HuCB Hungarian CommitmentBank Corpus
The HuCommitmentBank consists of short text fragments in which at least one sentence contains a subordinating clause, which is syntactically subordinated to a logical inference-cancelling operator. In the database, the premise is the complete text fragment and the hypothesis is the embedded tag clause. In the inference task, it is necessary to decide to what extent the author of the text is committed to the truth of the subordinate clause. The corpus consists of a training, a validation and a test set (of 250, 103 and 250 examples, respectively).
HuCOLA Hungarian Corpus of Linguistic Acceptability
The corpus contains 9 076 Hungarian sentences labelled for their acceptability/grammaticality (0/1).
The sentences were collected by two human annotators from three linguistic books. Each sentence was annotated by four human annotators. The final label of the sentence is the one assigned by the majority of the annotators.
The proportion of train, validation and test sets is 80% (7 276 sentences), 10% (900 sentences) and 10% (900 sentences), respectively.
HuCoPa Hungarian Choice of Plausible Alternatives Corpus
The dataset contains 1 000 instances. Each instance is composed of a premise and two alternatives. The task is to select the alternative that describes a situation standing in causal relation to the situation described by the premise. The corpus was created by translating and re-annotating the original English CoPA corpus. The train, validation and test sets contain 400, 100 and 500 instances, respectively.
HuRTE Hungarian Recognizing Textual Entailment dataset
The dataset contains 4 504 instances. Each example contains a (sometimes multi-sentence) premise and a one-sentence hypothesis, and the task is to decide whether the former entails the latter or not. The corpus was created by translating and re-annotating the instances of the RTE datasets that are part of the GLUE benchmark.
The train, validation and test sets contain 2 131, 242 and 2 131 instances, respectively.

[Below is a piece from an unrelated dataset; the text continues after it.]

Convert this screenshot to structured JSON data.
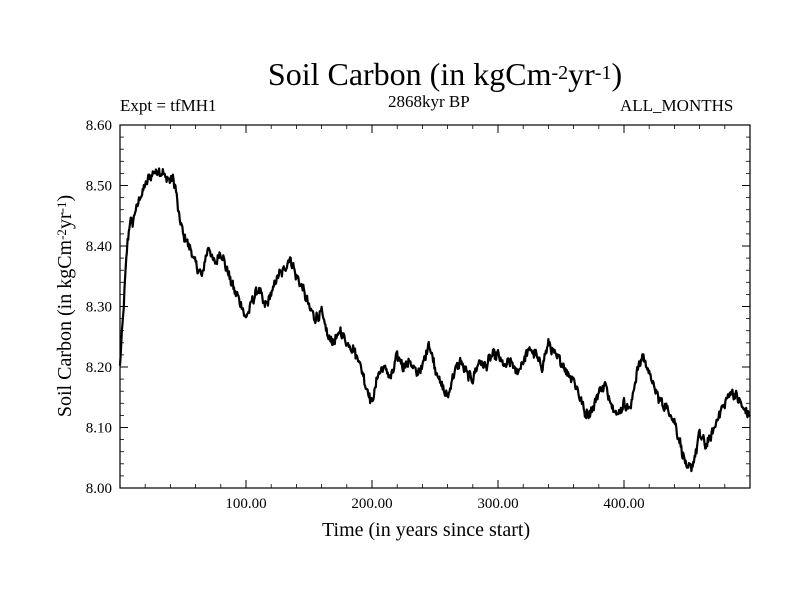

HuSST Hungarian version of the Stanford Sentiment Treebank
The dataset contains 11 683 sentences. Each sentence is annotated for its sentiment on a three-point scale. The corpus was created by translating and re-annotating the full sentences of the SST.
The train, validation and test sets contain 9 347, 1 168 and 1 168 sentences, respectively.
HuWNLI Anaphora resolution datasets for Hungarian as an inference task
This is a Hungarian dataset of anaphora resolution, designed as a sentence pair classification task of natural language inference. Its base, the HuWS corpus was created by translating and manually curating the original English Winograd schemata. The NLI format created by replacing the ambiguous pronoun with each possible referent in the schemata. We extended the set of sentence pairs derived from the schemata by the translation of the sentence pairs that build up the WNLI dataset of GLUE. The data is distributed in three splits: training set (562), development set (59) and test set (134).